The Select Committee had previously announced that they wouldn’t be holding any more hearings after the fifth session on Thursday, June 23. The committee announced that it would be holding the last-minute session “to present recently obtained evidence” on Monday, June 27,
During the prior session, the committee focused on the pressure that Trump put on the Justice Department to say that the election was “corrupt,” but many officials high up in the DOJ refused. During the session, former Acting Deputy Attorney General Richard Donoghue revealed that there was no evidence to show that corruption had affected the outcome of the 2020 election. “There were isolated instances of fraud. None of them came close to calling into question the outcome of the election in any individual state,” he said.
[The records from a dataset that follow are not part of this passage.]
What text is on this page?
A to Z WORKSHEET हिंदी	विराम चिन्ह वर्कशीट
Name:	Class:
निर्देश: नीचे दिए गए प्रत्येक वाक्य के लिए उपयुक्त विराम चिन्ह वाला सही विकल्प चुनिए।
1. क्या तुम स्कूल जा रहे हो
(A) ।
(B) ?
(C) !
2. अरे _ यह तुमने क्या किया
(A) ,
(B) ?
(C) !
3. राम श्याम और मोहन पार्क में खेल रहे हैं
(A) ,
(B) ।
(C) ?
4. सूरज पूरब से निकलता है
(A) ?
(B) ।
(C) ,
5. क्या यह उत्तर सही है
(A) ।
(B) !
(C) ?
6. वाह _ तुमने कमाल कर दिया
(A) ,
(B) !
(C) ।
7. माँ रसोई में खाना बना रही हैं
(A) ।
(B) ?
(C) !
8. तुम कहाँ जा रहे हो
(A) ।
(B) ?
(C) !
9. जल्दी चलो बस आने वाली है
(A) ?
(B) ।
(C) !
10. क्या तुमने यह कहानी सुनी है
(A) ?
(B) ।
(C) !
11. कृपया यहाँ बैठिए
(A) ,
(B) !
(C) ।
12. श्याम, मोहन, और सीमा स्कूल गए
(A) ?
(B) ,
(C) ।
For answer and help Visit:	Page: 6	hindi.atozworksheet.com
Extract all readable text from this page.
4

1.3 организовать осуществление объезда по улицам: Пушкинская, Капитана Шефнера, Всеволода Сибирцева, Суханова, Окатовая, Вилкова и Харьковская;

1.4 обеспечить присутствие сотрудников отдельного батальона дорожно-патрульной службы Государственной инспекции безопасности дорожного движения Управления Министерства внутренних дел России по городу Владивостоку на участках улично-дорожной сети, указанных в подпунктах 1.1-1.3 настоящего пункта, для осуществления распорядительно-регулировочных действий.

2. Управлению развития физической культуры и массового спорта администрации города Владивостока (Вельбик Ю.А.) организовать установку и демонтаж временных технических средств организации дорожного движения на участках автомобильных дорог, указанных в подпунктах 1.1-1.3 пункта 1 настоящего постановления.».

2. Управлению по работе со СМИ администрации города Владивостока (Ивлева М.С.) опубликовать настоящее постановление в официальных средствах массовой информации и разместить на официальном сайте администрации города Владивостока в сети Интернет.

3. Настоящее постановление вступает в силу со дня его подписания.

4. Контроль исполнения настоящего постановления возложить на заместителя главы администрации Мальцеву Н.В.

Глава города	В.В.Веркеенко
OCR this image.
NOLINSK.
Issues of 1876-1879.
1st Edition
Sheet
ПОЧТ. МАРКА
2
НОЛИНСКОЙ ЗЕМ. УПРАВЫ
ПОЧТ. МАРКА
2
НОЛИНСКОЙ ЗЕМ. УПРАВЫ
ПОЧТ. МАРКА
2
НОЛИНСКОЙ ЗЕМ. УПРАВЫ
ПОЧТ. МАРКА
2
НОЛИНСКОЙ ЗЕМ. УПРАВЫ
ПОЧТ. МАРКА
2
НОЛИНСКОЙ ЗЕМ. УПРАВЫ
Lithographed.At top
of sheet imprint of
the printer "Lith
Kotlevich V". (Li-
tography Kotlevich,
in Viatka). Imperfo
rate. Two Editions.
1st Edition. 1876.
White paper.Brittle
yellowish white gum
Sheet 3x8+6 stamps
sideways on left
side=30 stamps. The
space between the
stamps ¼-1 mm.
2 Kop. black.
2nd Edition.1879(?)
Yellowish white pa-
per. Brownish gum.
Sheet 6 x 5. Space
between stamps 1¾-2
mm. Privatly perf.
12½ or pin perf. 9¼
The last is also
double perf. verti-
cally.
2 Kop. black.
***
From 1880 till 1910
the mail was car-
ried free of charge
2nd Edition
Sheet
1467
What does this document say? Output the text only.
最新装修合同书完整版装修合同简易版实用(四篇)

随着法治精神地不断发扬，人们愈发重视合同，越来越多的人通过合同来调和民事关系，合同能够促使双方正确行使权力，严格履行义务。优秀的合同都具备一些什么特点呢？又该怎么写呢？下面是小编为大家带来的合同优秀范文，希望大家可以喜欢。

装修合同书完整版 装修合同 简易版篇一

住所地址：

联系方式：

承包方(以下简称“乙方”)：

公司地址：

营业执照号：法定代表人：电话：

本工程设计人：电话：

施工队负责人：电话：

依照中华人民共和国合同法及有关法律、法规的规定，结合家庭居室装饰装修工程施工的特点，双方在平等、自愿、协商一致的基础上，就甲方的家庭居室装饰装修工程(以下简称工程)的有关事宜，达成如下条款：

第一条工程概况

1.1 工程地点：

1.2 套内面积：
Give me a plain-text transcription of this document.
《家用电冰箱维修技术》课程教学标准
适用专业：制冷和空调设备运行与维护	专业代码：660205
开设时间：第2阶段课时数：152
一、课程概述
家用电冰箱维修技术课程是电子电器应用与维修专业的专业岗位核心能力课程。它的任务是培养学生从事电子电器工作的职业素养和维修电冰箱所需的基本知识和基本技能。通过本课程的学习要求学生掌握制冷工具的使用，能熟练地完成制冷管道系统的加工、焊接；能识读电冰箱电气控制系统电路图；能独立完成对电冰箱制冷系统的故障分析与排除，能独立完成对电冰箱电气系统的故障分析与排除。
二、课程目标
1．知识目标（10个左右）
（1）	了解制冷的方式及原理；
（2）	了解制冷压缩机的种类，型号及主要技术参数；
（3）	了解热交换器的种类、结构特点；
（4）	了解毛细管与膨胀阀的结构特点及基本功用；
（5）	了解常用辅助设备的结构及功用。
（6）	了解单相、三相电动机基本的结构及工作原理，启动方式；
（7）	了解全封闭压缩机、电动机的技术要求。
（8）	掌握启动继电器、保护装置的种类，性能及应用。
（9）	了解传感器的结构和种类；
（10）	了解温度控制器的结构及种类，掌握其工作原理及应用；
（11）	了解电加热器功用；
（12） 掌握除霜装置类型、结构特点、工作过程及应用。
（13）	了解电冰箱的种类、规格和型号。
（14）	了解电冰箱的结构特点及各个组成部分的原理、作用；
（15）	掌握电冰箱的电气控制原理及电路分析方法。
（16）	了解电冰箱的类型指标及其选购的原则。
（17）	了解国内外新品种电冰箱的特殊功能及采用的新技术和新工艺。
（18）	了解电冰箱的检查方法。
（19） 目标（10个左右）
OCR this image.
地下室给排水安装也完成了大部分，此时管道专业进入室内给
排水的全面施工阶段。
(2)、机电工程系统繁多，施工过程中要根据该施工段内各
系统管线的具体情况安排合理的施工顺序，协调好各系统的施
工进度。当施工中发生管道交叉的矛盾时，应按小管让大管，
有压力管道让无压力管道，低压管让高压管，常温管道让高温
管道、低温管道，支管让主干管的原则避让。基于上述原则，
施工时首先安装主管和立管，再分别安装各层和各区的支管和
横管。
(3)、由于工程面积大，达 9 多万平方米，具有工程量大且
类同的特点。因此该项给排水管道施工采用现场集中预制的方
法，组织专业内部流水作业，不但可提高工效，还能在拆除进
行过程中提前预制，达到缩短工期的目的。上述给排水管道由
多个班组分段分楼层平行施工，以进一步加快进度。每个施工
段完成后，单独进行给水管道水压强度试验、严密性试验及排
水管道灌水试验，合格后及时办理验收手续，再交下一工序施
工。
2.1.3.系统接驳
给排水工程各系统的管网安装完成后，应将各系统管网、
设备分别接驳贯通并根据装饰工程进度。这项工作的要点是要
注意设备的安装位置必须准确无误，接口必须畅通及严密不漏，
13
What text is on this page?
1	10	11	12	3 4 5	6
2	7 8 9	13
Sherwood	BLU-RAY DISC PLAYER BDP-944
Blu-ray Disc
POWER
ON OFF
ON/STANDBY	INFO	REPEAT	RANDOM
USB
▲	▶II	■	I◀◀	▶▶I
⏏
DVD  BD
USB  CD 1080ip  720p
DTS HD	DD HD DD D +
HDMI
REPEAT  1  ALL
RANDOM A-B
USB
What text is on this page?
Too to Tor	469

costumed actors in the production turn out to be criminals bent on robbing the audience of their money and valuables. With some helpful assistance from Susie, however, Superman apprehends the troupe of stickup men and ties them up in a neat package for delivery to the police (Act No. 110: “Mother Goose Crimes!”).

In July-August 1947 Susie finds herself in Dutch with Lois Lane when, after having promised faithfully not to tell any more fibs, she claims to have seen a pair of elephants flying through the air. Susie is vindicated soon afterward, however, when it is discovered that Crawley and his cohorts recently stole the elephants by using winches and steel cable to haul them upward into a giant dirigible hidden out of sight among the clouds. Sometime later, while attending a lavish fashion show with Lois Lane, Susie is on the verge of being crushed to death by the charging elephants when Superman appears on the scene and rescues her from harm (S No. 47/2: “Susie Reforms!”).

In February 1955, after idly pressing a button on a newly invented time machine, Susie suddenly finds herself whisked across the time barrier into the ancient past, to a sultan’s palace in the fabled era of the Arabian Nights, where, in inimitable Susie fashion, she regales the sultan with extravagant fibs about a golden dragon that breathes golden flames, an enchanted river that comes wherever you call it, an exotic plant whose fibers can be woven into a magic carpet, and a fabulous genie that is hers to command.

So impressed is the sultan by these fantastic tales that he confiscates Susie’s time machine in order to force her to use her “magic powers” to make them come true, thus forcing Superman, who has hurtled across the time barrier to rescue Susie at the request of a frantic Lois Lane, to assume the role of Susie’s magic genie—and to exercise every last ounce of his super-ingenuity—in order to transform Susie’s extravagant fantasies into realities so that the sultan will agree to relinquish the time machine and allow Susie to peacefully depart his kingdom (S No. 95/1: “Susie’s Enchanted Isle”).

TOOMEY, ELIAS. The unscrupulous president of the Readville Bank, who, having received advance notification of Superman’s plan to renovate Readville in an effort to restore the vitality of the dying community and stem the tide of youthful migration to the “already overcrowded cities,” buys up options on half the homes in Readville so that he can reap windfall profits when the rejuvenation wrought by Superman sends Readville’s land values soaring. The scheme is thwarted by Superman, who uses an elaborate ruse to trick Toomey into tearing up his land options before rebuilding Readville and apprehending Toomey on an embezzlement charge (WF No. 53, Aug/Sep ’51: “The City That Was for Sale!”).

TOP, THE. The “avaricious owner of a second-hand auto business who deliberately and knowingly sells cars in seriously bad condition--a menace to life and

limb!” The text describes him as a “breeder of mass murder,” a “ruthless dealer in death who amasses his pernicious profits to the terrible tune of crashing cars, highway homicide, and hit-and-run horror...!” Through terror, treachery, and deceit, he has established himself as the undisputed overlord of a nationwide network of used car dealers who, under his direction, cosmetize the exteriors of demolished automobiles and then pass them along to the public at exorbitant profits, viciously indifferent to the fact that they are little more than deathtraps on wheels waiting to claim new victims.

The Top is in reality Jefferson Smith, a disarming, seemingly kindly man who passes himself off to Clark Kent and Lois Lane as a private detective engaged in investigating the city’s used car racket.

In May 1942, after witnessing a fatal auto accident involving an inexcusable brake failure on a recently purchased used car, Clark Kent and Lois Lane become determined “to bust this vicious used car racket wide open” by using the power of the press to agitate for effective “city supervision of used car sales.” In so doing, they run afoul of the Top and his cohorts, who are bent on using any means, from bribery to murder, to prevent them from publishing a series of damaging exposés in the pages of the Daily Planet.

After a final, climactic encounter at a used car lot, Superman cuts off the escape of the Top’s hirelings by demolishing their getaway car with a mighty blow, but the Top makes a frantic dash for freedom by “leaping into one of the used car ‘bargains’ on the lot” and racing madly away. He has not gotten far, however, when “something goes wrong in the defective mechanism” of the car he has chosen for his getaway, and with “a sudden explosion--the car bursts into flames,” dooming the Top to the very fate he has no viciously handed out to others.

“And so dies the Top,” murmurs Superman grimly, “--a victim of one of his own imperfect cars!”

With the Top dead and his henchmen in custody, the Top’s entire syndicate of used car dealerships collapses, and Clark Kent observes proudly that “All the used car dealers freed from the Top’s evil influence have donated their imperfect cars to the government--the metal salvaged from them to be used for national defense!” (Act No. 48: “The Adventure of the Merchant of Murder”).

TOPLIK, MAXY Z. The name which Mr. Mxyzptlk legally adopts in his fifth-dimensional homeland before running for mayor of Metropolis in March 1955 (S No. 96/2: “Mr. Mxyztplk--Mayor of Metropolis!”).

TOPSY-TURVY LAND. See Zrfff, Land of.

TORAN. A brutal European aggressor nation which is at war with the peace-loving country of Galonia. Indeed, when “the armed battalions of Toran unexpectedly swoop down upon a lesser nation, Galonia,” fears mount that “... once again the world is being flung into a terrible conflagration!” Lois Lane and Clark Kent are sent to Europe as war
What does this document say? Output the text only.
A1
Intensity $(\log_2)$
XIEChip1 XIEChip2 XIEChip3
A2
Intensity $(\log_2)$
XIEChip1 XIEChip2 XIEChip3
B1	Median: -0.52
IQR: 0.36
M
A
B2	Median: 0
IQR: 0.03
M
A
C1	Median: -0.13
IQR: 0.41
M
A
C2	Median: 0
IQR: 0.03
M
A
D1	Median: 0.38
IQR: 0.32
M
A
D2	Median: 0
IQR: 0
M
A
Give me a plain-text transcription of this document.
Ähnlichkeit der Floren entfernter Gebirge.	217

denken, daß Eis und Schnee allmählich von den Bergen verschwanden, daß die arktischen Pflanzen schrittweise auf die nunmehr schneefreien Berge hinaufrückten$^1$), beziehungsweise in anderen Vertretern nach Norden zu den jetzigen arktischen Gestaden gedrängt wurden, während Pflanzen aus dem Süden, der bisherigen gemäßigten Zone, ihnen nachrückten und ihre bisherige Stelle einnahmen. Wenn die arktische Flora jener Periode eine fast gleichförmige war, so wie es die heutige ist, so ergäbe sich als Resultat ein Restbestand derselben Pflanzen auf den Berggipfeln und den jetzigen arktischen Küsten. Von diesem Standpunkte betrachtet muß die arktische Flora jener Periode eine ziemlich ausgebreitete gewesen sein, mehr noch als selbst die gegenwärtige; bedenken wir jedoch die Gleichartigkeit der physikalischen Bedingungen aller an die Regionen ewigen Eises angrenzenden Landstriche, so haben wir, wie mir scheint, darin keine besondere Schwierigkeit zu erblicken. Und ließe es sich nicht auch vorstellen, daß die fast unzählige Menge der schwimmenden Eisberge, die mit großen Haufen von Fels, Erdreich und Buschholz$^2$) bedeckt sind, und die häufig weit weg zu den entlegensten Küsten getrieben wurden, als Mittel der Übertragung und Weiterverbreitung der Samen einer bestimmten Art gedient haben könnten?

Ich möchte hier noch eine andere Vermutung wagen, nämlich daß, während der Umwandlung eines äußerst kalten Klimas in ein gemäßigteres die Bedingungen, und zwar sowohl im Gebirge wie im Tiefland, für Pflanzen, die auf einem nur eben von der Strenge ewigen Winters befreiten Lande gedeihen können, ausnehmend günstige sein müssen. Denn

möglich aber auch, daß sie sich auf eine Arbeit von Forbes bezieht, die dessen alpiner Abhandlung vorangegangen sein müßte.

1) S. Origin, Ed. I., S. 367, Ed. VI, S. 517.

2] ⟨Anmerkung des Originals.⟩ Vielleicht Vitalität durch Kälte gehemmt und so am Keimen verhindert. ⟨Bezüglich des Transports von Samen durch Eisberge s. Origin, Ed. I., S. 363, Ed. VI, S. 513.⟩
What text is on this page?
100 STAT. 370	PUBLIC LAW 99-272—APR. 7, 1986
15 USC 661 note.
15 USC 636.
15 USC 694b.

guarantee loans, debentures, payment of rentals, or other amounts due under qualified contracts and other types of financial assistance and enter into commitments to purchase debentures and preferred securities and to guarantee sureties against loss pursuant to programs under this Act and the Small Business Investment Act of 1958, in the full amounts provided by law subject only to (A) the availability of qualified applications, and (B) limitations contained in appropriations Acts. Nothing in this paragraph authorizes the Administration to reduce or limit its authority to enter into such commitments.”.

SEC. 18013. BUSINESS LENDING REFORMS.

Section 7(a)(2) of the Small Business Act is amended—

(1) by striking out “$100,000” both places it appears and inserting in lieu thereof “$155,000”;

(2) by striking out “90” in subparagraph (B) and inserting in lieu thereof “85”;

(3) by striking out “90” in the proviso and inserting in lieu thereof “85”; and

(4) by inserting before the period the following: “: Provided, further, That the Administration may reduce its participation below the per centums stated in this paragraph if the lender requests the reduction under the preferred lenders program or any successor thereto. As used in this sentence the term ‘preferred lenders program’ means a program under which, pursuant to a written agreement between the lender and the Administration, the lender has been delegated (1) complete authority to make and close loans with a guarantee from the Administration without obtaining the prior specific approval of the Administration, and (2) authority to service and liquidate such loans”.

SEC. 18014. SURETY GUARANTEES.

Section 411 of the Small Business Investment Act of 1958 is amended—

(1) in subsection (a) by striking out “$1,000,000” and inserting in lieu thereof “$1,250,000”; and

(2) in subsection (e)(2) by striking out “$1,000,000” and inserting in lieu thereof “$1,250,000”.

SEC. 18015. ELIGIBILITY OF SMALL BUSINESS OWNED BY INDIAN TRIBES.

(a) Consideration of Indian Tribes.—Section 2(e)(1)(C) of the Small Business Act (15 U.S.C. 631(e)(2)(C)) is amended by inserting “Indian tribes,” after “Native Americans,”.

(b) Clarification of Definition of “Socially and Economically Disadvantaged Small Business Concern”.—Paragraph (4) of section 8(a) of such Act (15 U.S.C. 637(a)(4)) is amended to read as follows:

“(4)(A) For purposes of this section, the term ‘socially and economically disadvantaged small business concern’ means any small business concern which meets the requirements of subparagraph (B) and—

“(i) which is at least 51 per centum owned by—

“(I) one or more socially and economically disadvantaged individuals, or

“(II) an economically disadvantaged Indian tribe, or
Amid the committee hearings, the Representatives on the committee had called for a number of politicians to speak with them, so that they could gather evidence about the lead-up to the invasion of the Capitol on January 6. The committee had repeatedly called on Republican Georgia Rep. Barry Loudermilk to question him about a tour he gave to a group of people on January 5, who attended the rally the following day. The committee re-upped the request after releasing a video of the tour group taking photos in suspicious areas and later were heard making threats against politicians in a video taken on January 6.
Other than the officials that have been questioned as part of the pressure campaign that Trump put on them in an effort to overturn the election, many other people have testified about the effect that the former president and his claims have had since the 2020 election. Two of the most memorable testimonies so far have come from election workers who received death threats as a result of Trump’s claims and a Capitol Police officer who fought back rioters during the insurrection.